Overall the INCA study into the role of diet in ADHD children was well conducted. However the critics commenting on it in the professional journals are still not satisfied. They hope that all the above issues of just what diet factors matter, just which changes should be measured, and just what the mechanism is, should somehow become simple and be neatly researched. This study has achieved its aim and will be quoted as an important contribution to the work in this area.

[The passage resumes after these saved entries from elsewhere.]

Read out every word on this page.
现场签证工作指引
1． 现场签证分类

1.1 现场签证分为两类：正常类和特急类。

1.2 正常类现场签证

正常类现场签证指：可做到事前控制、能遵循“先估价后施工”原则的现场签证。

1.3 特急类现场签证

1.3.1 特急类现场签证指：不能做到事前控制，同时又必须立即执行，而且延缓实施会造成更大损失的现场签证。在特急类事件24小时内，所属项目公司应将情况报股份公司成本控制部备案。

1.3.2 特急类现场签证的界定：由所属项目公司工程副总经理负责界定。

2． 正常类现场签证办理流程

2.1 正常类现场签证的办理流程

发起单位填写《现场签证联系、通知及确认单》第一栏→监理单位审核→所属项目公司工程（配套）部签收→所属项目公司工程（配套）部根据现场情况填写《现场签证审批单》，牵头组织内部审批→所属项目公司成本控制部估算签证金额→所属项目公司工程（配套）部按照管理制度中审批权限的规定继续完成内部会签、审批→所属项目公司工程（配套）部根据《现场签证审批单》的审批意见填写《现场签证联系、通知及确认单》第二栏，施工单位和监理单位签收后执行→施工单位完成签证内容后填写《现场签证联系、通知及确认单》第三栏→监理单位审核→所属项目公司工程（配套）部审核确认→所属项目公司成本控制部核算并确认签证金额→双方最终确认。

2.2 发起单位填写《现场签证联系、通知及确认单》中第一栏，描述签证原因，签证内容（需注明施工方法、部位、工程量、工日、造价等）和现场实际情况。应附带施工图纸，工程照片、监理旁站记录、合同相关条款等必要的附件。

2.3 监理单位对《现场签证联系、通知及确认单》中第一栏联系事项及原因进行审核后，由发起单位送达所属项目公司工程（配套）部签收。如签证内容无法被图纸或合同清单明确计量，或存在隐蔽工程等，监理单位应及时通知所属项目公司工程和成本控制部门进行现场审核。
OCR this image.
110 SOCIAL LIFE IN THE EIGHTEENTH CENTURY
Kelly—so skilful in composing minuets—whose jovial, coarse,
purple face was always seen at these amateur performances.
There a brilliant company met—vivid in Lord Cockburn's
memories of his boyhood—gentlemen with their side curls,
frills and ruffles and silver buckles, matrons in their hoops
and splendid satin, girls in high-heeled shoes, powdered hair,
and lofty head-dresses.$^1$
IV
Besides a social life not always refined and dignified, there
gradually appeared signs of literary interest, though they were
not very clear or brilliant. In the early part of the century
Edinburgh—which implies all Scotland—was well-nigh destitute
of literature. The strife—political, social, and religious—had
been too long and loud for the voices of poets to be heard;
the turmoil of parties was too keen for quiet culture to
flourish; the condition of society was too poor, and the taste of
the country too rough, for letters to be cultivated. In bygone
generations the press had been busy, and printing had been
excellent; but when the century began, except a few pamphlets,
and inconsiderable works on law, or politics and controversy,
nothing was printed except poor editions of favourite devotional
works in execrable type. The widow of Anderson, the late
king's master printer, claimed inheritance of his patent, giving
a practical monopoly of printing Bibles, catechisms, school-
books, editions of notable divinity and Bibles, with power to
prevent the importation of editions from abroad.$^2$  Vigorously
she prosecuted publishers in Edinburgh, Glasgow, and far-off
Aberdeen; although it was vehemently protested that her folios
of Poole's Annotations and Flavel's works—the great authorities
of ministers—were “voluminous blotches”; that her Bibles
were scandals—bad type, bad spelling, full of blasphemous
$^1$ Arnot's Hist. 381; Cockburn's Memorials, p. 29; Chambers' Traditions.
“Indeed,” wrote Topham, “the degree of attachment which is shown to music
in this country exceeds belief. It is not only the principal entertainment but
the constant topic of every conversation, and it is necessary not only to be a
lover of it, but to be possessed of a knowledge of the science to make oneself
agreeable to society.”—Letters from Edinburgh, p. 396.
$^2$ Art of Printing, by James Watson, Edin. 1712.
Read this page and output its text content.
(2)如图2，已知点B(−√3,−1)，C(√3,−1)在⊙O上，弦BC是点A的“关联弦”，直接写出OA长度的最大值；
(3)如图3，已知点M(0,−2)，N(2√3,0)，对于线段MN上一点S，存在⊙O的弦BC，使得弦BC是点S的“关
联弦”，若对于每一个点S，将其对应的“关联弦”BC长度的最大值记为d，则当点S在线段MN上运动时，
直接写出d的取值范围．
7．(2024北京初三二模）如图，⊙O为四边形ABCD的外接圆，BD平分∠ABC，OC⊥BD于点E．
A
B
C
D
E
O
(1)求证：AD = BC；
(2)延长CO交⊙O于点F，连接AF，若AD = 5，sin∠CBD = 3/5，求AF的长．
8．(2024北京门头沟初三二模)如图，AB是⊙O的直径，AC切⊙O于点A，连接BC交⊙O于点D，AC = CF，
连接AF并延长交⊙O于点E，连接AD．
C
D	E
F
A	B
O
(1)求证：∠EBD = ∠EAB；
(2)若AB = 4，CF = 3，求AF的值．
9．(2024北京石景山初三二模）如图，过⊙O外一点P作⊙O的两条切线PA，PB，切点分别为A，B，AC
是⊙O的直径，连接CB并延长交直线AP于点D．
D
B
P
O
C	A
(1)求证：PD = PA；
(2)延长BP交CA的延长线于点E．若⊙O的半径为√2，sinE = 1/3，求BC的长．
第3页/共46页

The researchers who use a few foods diet (as distinct from a liberal one) achieve their aim of showing that diet has a role in some ADHD children. They also recognise that the few foods diet is difficult to maintain. The issue of just what are the key exclusions is in fact a different aim attended to with some of the diet variations in the work of many researchers over the last 30 years, and reviewed in my paper in the Journal of Paediatric and Child Health in 1997. Diet management needs to be seen as a different aspect or type of research better done using clinical research methodology. Data can be collected on the number of subjects who report reactions to specific foods and the various additives, in large numbers of children, presuming individual variation. Over the last 30 years this has largely been achieved when all the various findings from all the research are added together. I have collected applied, and refined the diet issues in over 1000 families, investigated over another 100 in detail for my thesis, and reported in the book Food Additives. The diet was applied in another 1000. The diet therapy resulting using the Diet Detective Method which incorporates information from the family, and allows for much individual variation, gives the best chance of clarifying whether diet has a role, with minimal restriction.